In Holland, opinion polls give our King more than 80 percent support. Somewhat odd, as we believe ourselves to be free-thinking rational Democrats. The issue is that there is little admiration for our politicians, perhaps comparable to the situation in Kuwait. To make themselves known they present themselves in talk-shows and on social media with provocative and immature ideas, putting their own popularity ahead of the good governance of their country.
In such an environment it is a blessing that a head of state is positioned outside the daily political turmoil. For that reason I am a strong supporter of the monarchical system, although I have to admit that one cannot impose this on a country; it has to grow by history. But compare it to republics, where presidents are chosen after a fiercely contested election campaign, splitting countries in half!
As a monarch is not democratically elected and heredity is too little a legitimacy, there is in my view only one fundamental on which the position of a monarch is based: moral leadership. And here we are touching the essence of the great admiration for His Highness the Amir, amongst his people, in the region and in the world. His wise and humble personality makes Kuwait a highly respected country. I am proud that my boss, the Dutch Foreign Minister Stef Blok, as well as our Prime Minister, Mark Rutte, recently held intensive consultations with His Highness the Amir.

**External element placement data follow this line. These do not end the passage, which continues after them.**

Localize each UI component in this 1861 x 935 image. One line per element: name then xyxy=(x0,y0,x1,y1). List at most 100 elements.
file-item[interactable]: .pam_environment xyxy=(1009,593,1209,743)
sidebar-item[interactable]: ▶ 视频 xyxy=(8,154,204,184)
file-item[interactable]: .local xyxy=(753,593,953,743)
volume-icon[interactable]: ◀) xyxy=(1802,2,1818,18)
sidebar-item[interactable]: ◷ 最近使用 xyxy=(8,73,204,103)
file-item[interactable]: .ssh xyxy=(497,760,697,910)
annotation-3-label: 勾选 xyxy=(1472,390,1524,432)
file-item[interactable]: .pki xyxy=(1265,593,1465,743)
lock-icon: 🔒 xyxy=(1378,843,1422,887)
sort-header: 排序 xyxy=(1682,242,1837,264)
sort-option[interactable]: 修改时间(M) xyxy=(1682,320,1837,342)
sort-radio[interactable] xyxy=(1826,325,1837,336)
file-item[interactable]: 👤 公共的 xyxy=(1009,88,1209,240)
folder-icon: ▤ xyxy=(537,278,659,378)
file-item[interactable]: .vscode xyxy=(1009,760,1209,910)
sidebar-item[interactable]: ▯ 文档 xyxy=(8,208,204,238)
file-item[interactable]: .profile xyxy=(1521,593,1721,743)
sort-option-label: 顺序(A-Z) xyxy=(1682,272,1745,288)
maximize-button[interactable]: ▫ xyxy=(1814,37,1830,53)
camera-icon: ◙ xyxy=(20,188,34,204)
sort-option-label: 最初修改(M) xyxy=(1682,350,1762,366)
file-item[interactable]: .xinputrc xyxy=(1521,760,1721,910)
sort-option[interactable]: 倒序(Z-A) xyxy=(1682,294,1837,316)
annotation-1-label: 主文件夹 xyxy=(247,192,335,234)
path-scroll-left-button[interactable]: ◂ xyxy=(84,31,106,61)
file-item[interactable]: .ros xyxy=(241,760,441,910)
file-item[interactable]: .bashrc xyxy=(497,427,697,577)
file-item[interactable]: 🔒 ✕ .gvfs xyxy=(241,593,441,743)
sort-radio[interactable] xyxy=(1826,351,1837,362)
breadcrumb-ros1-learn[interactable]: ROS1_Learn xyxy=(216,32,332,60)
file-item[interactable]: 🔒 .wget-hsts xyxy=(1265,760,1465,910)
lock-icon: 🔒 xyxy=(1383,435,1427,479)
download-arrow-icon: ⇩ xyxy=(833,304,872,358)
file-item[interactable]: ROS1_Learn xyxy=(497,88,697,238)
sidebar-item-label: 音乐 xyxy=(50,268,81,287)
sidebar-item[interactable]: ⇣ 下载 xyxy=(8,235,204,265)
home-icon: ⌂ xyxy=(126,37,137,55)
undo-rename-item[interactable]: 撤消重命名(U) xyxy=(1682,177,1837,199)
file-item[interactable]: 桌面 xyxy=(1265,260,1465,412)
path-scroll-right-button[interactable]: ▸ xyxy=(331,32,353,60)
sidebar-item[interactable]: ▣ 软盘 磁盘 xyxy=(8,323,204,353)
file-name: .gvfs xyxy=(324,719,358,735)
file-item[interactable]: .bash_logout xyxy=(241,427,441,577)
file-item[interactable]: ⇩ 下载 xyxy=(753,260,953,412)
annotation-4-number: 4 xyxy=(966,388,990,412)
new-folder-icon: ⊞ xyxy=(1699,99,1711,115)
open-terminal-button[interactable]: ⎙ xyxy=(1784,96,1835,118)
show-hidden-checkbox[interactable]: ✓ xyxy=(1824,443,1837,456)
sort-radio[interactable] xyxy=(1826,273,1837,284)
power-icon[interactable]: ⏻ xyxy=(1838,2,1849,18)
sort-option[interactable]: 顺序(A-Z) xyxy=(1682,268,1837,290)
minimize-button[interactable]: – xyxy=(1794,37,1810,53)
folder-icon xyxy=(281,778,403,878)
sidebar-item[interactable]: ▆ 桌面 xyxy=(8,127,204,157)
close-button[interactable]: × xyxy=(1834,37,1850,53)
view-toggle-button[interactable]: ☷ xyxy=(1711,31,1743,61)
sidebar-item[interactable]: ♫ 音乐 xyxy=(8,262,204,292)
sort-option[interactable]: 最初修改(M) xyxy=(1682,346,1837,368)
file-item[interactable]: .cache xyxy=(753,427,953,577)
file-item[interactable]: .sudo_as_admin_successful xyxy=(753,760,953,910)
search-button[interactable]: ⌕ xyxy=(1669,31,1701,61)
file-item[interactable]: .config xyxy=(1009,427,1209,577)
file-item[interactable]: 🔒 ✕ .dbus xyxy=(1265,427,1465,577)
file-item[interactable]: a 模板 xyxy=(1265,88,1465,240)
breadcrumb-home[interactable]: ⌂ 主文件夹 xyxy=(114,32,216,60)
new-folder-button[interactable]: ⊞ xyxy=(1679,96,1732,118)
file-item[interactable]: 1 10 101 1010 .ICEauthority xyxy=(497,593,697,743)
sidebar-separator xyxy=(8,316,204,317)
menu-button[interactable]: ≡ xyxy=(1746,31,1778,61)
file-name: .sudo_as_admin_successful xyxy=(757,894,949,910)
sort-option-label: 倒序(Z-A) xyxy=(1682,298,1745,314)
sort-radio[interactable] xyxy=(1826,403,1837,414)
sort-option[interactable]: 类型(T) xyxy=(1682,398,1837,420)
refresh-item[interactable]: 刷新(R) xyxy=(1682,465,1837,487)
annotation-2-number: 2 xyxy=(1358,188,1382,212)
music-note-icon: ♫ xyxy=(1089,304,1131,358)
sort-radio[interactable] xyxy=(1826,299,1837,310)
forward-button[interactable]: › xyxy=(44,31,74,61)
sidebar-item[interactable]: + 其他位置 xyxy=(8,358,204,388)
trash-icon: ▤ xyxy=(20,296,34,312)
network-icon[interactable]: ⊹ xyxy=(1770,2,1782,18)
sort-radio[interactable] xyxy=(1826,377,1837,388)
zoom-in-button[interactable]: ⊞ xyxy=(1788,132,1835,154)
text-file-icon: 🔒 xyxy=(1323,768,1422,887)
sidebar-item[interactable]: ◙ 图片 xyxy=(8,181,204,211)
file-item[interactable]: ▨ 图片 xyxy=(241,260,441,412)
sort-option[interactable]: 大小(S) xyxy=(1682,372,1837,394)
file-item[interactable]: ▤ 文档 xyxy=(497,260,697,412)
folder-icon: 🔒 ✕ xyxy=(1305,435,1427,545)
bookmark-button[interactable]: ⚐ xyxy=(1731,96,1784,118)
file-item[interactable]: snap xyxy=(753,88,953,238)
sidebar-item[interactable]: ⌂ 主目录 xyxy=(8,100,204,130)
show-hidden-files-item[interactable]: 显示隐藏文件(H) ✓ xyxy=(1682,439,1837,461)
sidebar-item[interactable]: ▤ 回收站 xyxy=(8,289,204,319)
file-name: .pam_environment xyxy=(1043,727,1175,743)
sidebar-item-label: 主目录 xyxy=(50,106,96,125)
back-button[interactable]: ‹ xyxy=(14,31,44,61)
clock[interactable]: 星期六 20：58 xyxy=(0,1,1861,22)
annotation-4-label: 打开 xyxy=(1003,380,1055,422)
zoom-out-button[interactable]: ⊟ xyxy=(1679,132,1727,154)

The last remark to conclude. Moral leadership is never a goal in itself. It should inspire others to give up their daily bickering. I already mentioned that in Holland the King is more trusted than the politicians. Our mayors are appointed by the King, after wide and due consultations; and see: our mayors enjoy more confidence from the citizens than every other institution. At the end people do not like extremism and empty talk.
Moral leadership should inspire all of us to take rightful and just decisions acceptable to all reasonable people. An ongoing challenge, for the entire world, with His Highness the Amir as example!